The IT company he worked for started with layoffs, then salary cuts, and finally, even "old oxen" like Lao Wang couldn't hold on. He began to worry, to lose sleep, to doubt all his past choices.

"Lao Yang, tell me, was I wrong? I worked hard, earned hard, just to give my family a better life. But now? I can't even keep a stable job, what 'quality life' are we talking about?"

He stopped going to Dicos, and even similar fast food restaurants. He said: "Now that I think about it, that fried chicken, other than being oily, is nothing special. It's better to make it at home, clean and healthy."

I understood him. During an economic downturn, the first things people cut are those "non-essentials," those "symbols" that were once given too much meaning. Fried chicken, coffee, travel, even children's extracurricular classes, had to be carefully budgeted.

Is this a "consumption downgrade"? Perhaps. But at a deeper level, it is a reshaping of values. People begin to reflect, what is a truly "quality life"? Is it the "crack" of fried chicken, or the healthy bodies of family members? Is it a brand-name bag, or inner peace?

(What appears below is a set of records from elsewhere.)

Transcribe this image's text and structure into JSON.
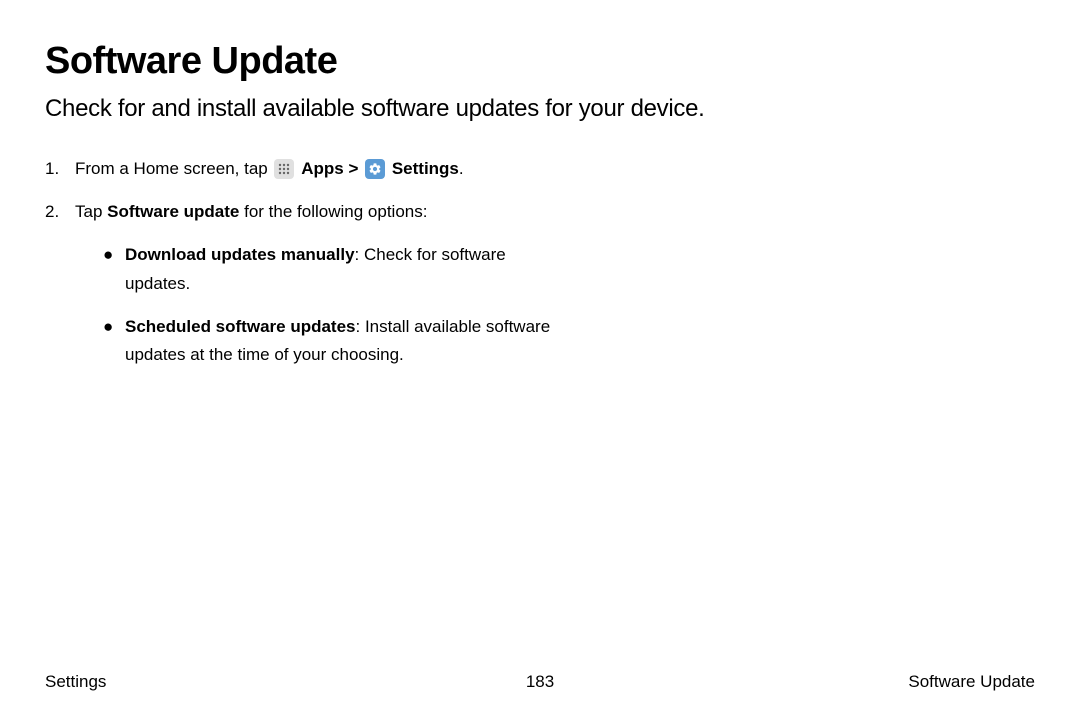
{
  "title": "Software Update",
  "subtitle": "Check for and install available software updates for your device.",
  "steps": {
    "one": {
      "num": "1.",
      "lead": "From a Home screen, tap ",
      "apps": "Apps",
      "arrow": " > ",
      "settings": "Settings",
      "end": "."
    },
    "two": {
      "num": "2.",
      "lead": "Tap ",
      "bold": "Software update",
      "tail": " for the following options:"
    }
  },
  "bullets": {
    "b1": {
      "bold": "Download updates manually",
      "text": ": Check for software updates."
    },
    "b2": {
      "bold": "Scheduled software updates",
      "text": ": Install available software updates at the time of your choosing."
    }
  },
  "footer": {
    "left": "Settings",
    "center": "183",
    "right": "Software Update"
  }
}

Lao Wang later found a new job, with a lower salary than before, but he seemed happier. He said: "Now, I can go home for dinner every day, help my children with their homework, and even take them to the park on weekends. This is real life."

I looked at him and remembered Kant's words: "Two things fill the mind with ever new and increasing admiration and awe, the oftener and the more steadily we reflect on them: the starry heavens above me and the moral law within me."

Perhaps, for Lao Wang, the "crack" of fried chicken was once his "starry sky," his goal. But now, he has found his inner "moral law," found a more real, more simple happiness.

And that Dicos, and the era it represented, is like a forgotten chicken bone, washed away by the torrent of time, leaving only this empty street and cold robotic arms.

The world is changing too fast, as Derrida said, all that is solid melts into air. I turned and left, disappearing into the endless night. That once golden and crispy fried chicken is ultimately just a speck of dust in the torrent of time, carrying the confusion and awakening of a generation, floating uncertainly.